The stars paint your smile in the sky every night, and I’m reminded of you and all your potential stored up inside a wooden casket.
I was reminded of just how difficult the human skin is to live in by the way it stretches and scars over every impurity.
Some days I look for you in every drivers seat.
But every inch of you was dispersed in all different directions, yet your woven words were left sewn into my entrails.
You dug your mask out of the box of things you promised to leave behind when you left that guy, and slowly I watched you crumble in avalanches- choking on the disbelief that you would sink into the blood pouring out of all four chambers.
You locked yourself behind someone else’s eyes because you were enchanted by the shivers that ventured up your thighs.
I didn’t die with you, but I’m in that limbo state.
Just when I feel myself dissolving into the air- the sky spits me out all over again.
You had so much sunlight living in your eyes, and since you’ve been gone the only fluorescence left is the memory of your heartfelt laughter.

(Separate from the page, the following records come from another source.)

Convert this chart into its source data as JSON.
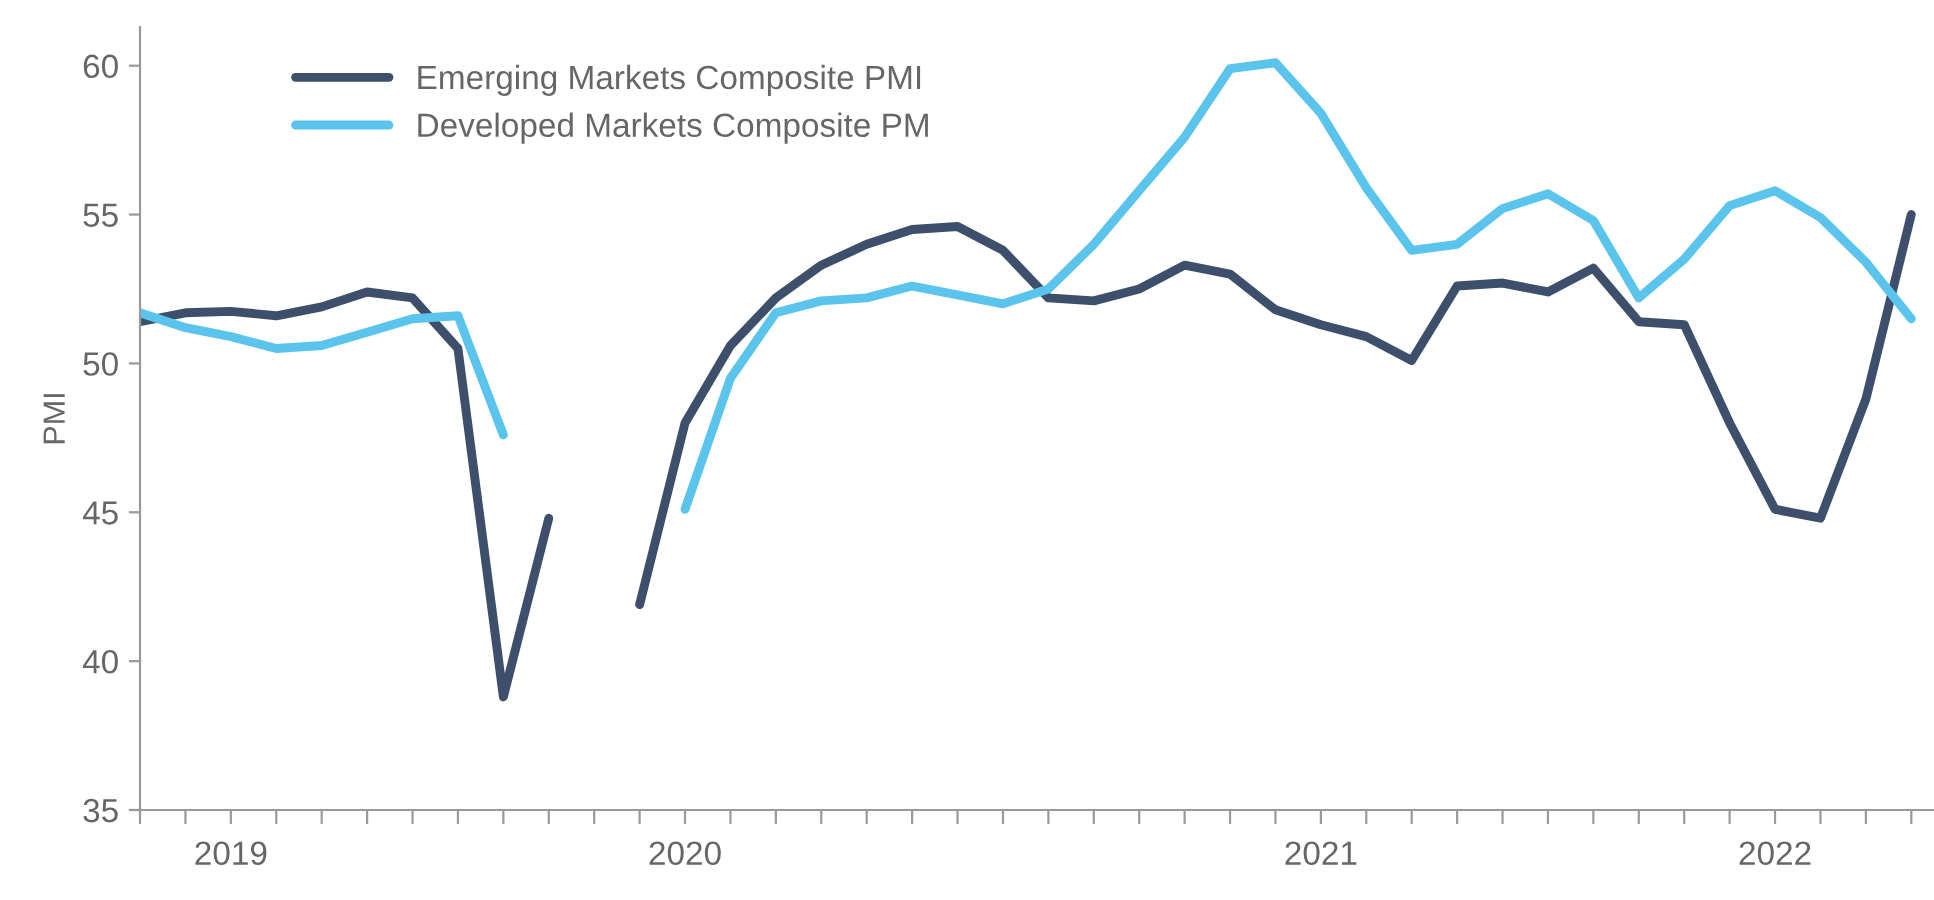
{
  "chart_data": {
    "type": "line",
    "ylabel": "PMI",
    "ylim": [
      35,
      61.3
    ],
    "yticks": [
      35,
      40,
      45,
      50,
      55,
      60
    ],
    "categories": [
      null,
      null,
      "2019",
      null,
      null,
      null,
      null,
      null,
      null,
      null,
      null,
      null,
      "2020",
      null,
      null,
      null,
      null,
      null,
      null,
      null,
      null,
      null,
      null,
      null,
      null,
      null,
      "2021",
      null,
      null,
      null,
      null,
      null,
      null,
      null,
      null,
      null,
      "2022",
      null,
      null,
      null
    ],
    "grid": false,
    "legend": "top left",
    "marker": "none",
    "line_style": "solid",
    "series": [
      {
        "name": "Emerging Markets Composite PMI",
        "color": "#3d4f6b",
        "values": [
          51.4,
          51.7,
          51.75,
          51.6,
          51.9,
          52.4,
          52.2,
          50.5,
          38.8,
          44.8,
          null,
          41.9,
          48.0,
          50.6,
          52.2,
          53.3,
          54.0,
          54.5,
          54.6,
          53.8,
          52.2,
          52.1,
          52.5,
          53.3,
          53.0,
          51.8,
          51.3,
          50.9,
          50.1,
          52.6,
          52.7,
          52.4,
          53.2,
          51.4,
          51.3,
          48.0,
          45.1,
          44.8,
          48.8,
          55.0
        ]
      },
      {
        "name": "Developed Markets Composite PM",
        "color": "#5bc4ec",
        "values": [
          51.7,
          51.2,
          50.9,
          50.5,
          50.6,
          51.05,
          51.5,
          51.6,
          47.6,
          null,
          null,
          null,
          45.1,
          49.5,
          51.7,
          52.1,
          52.2,
          52.6,
          52.3,
          52.0,
          52.5,
          54.0,
          55.8,
          57.6,
          59.9,
          60.1,
          58.4,
          55.9,
          53.8,
          54.0,
          55.2,
          55.7,
          54.8,
          52.2,
          53.5,
          55.3,
          55.8,
          54.9,
          53.4,
          51.5
        ]
      }
    ]
  }
}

Some days I can still see the blood coiled around my knuckles, and you on the other end- bandage in hand.
But suddenly I’m followed by the reminder that you never needed me in the direction you were going, down a dead end street.
I feel as though I’m still drowning in sorrow, maybe if I blink fast enough the salt will leave my eyes.
But I’m constantly coughing up water lodged within my windpipe.
Maybe you were smart enough to tie the rope around my ankles as you simultaneously let go of the anchor.
You watched me sink below the ripples, but I promise you can hear my cries carried over every tidal wave.
My feet are blistered from walking on broken eggshells, afraid of every step I take.
Wondering if it is guiding me farther away from you.